The simulation-to-reality (sim-to-real) transfer of large-scale hydraulic robots presents a significant challenge in robotics because of the inherent slow control response and complex fluid dynamics. The complex dynamics result from the multiple interconnected cylinder structure and the difference in fluid rates of the cylinders. These characteristics complicate detailed simulation for all joints, making it unsuitable for reinforcement learning (RL) applications. In this work, we propose an analytical actuator model driven by hydraulic dynamics to represent the complicated actuators. The model predicts joint torques for all 12 actuators in under 1 microsecond, allowing rapid processing in RL environments. We compare our model with neural network-based actuator models and demonstrate the advantages of our model in data-limited scenarios. The locomotion policy trained in RL with our model is deployed on a hydraulic quadruped robot, which is over 300 kg. This work is the first demonstration of a successful transfer of stable and robust command-tracking locomotion with RL on a heavy hydraulic quadruped robot, demonstrating advanced sim-to-real transferability.

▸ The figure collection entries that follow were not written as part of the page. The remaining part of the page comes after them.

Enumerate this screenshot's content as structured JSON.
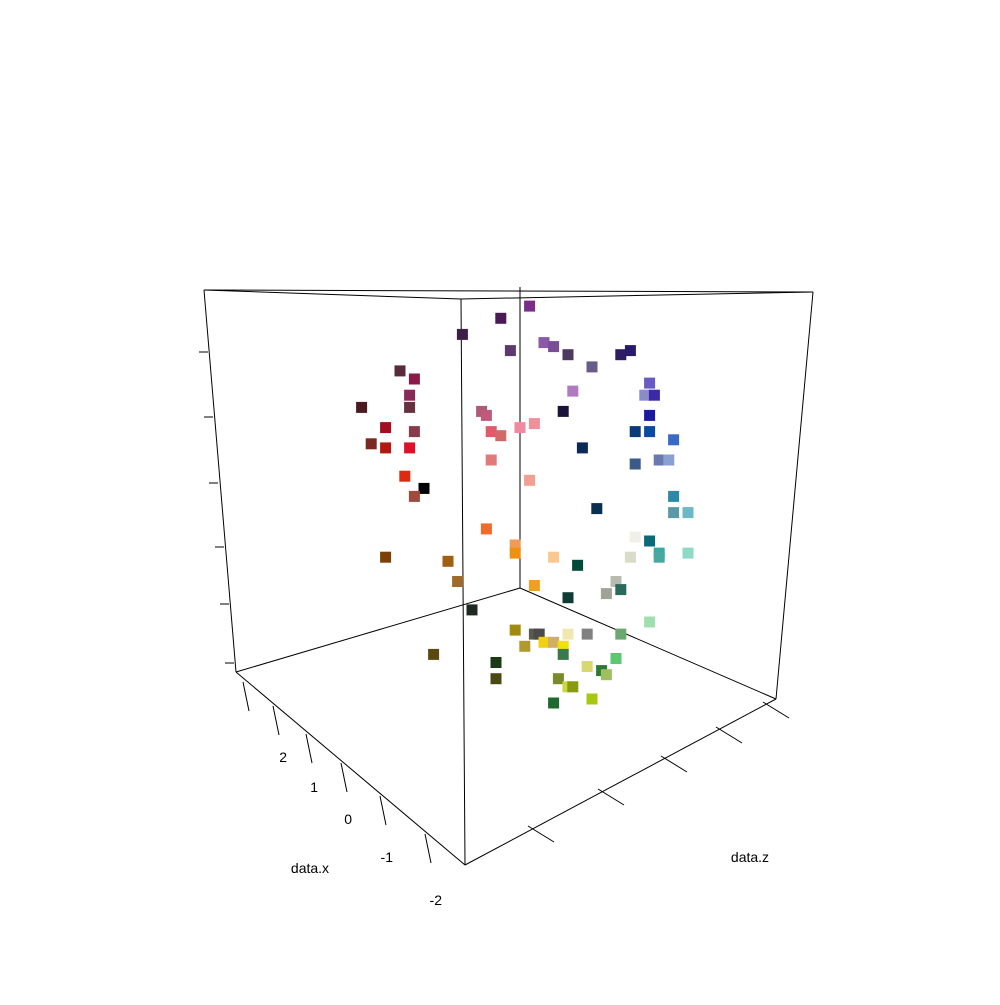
{
  "chart_data": {
    "type": "scatter",
    "x_label": "data.x",
    "z_label": "data.z",
    "x_ticks": [
      "2",
      "1",
      "0",
      "-1",
      "-2"
    ],
    "background": "#ffffff",
    "axis_color": "#000000",
    "marker": "square",
    "points": [
      {
        "c": "#7a2d8a",
        "u": 0.52,
        "v": 0.02
      },
      {
        "c": "#4a1a55",
        "u": 0.46,
        "v": 0.05
      },
      {
        "c": "#3e1f48",
        "u": 0.38,
        "v": 0.09
      },
      {
        "c": "#5c3a6e",
        "u": 0.48,
        "v": 0.13
      },
      {
        "c": "#8a5aa8",
        "u": 0.55,
        "v": 0.11
      },
      {
        "c": "#7a4e96",
        "u": 0.57,
        "v": 0.12
      },
      {
        "c": "#4b3b5e",
        "u": 0.6,
        "v": 0.14
      },
      {
        "c": "#6a5c8a",
        "u": 0.65,
        "v": 0.17
      },
      {
        "c": "#2e1c64",
        "u": 0.71,
        "v": 0.14
      },
      {
        "c": "#2a1a6a",
        "u": 0.73,
        "v": 0.13
      },
      {
        "c": "#b07ac0",
        "u": 0.61,
        "v": 0.23
      },
      {
        "c": "#1c1438",
        "u": 0.59,
        "v": 0.28
      },
      {
        "c": "#6a5ac8",
        "u": 0.77,
        "v": 0.21
      },
      {
        "c": "#8a8cc8",
        "u": 0.76,
        "v": 0.24
      },
      {
        "c": "#3a2aa8",
        "u": 0.78,
        "v": 0.24
      },
      {
        "c": "#1a1a9a",
        "u": 0.77,
        "v": 0.29
      },
      {
        "c": "#0a4aa0",
        "u": 0.77,
        "v": 0.33
      },
      {
        "c": "#0a3a78",
        "u": 0.74,
        "v": 0.33
      },
      {
        "c": "#0a2a58",
        "u": 0.63,
        "v": 0.37
      },
      {
        "c": "#3a5a88",
        "u": 0.74,
        "v": 0.41
      },
      {
        "c": "#6a7ab0",
        "u": 0.79,
        "v": 0.4
      },
      {
        "c": "#8aa0d0",
        "u": 0.81,
        "v": 0.4
      },
      {
        "c": "#3a6ac8",
        "u": 0.82,
        "v": 0.35
      },
      {
        "c": "#0a3050",
        "u": 0.66,
        "v": 0.52
      },
      {
        "c": "#2a8aa8",
        "u": 0.82,
        "v": 0.49
      },
      {
        "c": "#5a9aa8",
        "u": 0.82,
        "v": 0.53
      },
      {
        "c": "#6ab8c8",
        "u": 0.85,
        "v": 0.53
      },
      {
        "c": "#0a6a78",
        "u": 0.77,
        "v": 0.6
      },
      {
        "c": "#5a2a3a",
        "u": 0.25,
        "v": 0.18
      },
      {
        "c": "#8a1a4a",
        "u": 0.28,
        "v": 0.2
      },
      {
        "c": "#8a2a5a",
        "u": 0.27,
        "v": 0.24
      },
      {
        "c": "#6a3040",
        "u": 0.27,
        "v": 0.27
      },
      {
        "c": "#4a1a20",
        "u": 0.17,
        "v": 0.27
      },
      {
        "c": "#a01020",
        "u": 0.22,
        "v": 0.32
      },
      {
        "c": "#8a3a4a",
        "u": 0.28,
        "v": 0.33
      },
      {
        "c": "#7a2a20",
        "u": 0.19,
        "v": 0.36
      },
      {
        "c": "#b01a10",
        "u": 0.22,
        "v": 0.37
      },
      {
        "c": "#e0102a",
        "u": 0.27,
        "v": 0.37
      },
      {
        "c": "#e02a10",
        "u": 0.26,
        "v": 0.44
      },
      {
        "c": "#000000",
        "u": 0.3,
        "v": 0.47
      },
      {
        "c": "#a04a3a",
        "u": 0.28,
        "v": 0.49
      },
      {
        "c": "#b05a7a",
        "u": 0.42,
        "v": 0.28
      },
      {
        "c": "#c05a78",
        "u": 0.43,
        "v": 0.29
      },
      {
        "c": "#e05a6a",
        "u": 0.44,
        "v": 0.33
      },
      {
        "c": "#d06a6a",
        "u": 0.46,
        "v": 0.34
      },
      {
        "c": "#e07a7a",
        "u": 0.44,
        "v": 0.4
      },
      {
        "c": "#f08aa0",
        "u": 0.5,
        "v": 0.32
      },
      {
        "c": "#f0909a",
        "u": 0.53,
        "v": 0.31
      },
      {
        "c": "#f0a090",
        "u": 0.52,
        "v": 0.45
      },
      {
        "c": "#f06a2a",
        "u": 0.43,
        "v": 0.57
      },
      {
        "c": "#7a4008",
        "u": 0.22,
        "v": 0.64
      },
      {
        "c": "#a06010",
        "u": 0.35,
        "v": 0.65
      },
      {
        "c": "#a06a2a",
        "u": 0.37,
        "v": 0.7
      },
      {
        "c": "#f09a5a",
        "u": 0.49,
        "v": 0.61
      },
      {
        "c": "#f09010",
        "u": 0.49,
        "v": 0.63
      },
      {
        "c": "#f8c890",
        "u": 0.57,
        "v": 0.64
      },
      {
        "c": "#f0a020",
        "u": 0.53,
        "v": 0.71
      },
      {
        "c": "#1e2a20",
        "u": 0.4,
        "v": 0.77
      },
      {
        "c": "#04473c",
        "u": 0.62,
        "v": 0.66
      },
      {
        "c": "#103a34",
        "u": 0.6,
        "v": 0.74
      },
      {
        "c": "#f0f0e8",
        "u": 0.74,
        "v": 0.59
      },
      {
        "c": "#d8dcc8",
        "u": 0.73,
        "v": 0.64
      },
      {
        "c": "#b8bcb0",
        "u": 0.7,
        "v": 0.7
      },
      {
        "c": "#a0a498",
        "u": 0.68,
        "v": 0.73
      },
      {
        "c": "#2a6a5a",
        "u": 0.71,
        "v": 0.72
      },
      {
        "c": "#3aaaa0",
        "u": 0.79,
        "v": 0.63
      },
      {
        "c": "#4aa8a0",
        "u": 0.79,
        "v": 0.64
      },
      {
        "c": "#90d8c8",
        "u": 0.85,
        "v": 0.63
      },
      {
        "c": "#a0e0b0",
        "u": 0.77,
        "v": 0.8
      },
      {
        "c": "#6aa870",
        "u": 0.71,
        "v": 0.83
      },
      {
        "c": "#5ac870",
        "u": 0.7,
        "v": 0.89
      },
      {
        "c": "#a08a10",
        "u": 0.49,
        "v": 0.82
      },
      {
        "c": "#5a5a4a",
        "u": 0.53,
        "v": 0.83
      },
      {
        "c": "#4a4a4a",
        "u": 0.54,
        "v": 0.83
      },
      {
        "c": "#f0d010",
        "u": 0.55,
        "v": 0.85
      },
      {
        "c": "#d0b060",
        "u": 0.57,
        "v": 0.85
      },
      {
        "c": "#f0e8b0",
        "u": 0.6,
        "v": 0.83
      },
      {
        "c": "#f0e010",
        "u": 0.59,
        "v": 0.86
      },
      {
        "c": "#b09a30",
        "u": 0.51,
        "v": 0.86
      },
      {
        "c": "#3a7a4a",
        "u": 0.59,
        "v": 0.88
      },
      {
        "c": "#808080",
        "u": 0.64,
        "v": 0.83
      },
      {
        "c": "#d8d870",
        "u": 0.64,
        "v": 0.91
      },
      {
        "c": "#2a7a3a",
        "u": 0.67,
        "v": 0.92
      },
      {
        "c": "#a0c060",
        "u": 0.68,
        "v": 0.93
      },
      {
        "c": "#7a8a2a",
        "u": 0.58,
        "v": 0.94
      },
      {
        "c": "#c8d840",
        "u": 0.6,
        "v": 0.96
      },
      {
        "c": "#8a9a10",
        "u": 0.61,
        "v": 0.96
      },
      {
        "c": "#a8c810",
        "u": 0.65,
        "v": 0.99
      },
      {
        "c": "#206a30",
        "u": 0.57,
        "v": 1.0
      },
      {
        "c": "#5a4a10",
        "u": 0.32,
        "v": 0.88
      },
      {
        "c": "#1a3a14",
        "u": 0.45,
        "v": 0.9
      },
      {
        "c": "#4a4a10",
        "u": 0.45,
        "v": 0.94
      }
    ]
  }
}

翻译：大型液压机器人的仿真到现实（sim-to-real）迁移是机器人学中的重大挑战，这源于其固有的控制响应迟缓和复杂的流体动力学特性。复杂动力学由多缸互联结构及各缸流体速率差异导致。这些特性使得对所有关节进行精细仿真变得困难，从而不适用于强化学习（RL）应用。本研究提出一种基于液压动力学驱动的解析执行器模型，用以表征复杂的执行器系统。该模型可在1微秒内预测全部12个执行器的关节扭矩，满足强化学习环境对快速处理的需求。我们将本模型与基于神经网络的执行器模型进行比较，并展示了本模型在数据受限场景中的优势。使用本模型在强化学习中训练的运动策略已部署于重量超过300公斤的液压四足机器人上。此项工作首次实现了基于强化学习的稳定、鲁棒指令跟踪运动在重型液压四足机器人上的成功迁移，展现了先进的仿真到现实迁移能力。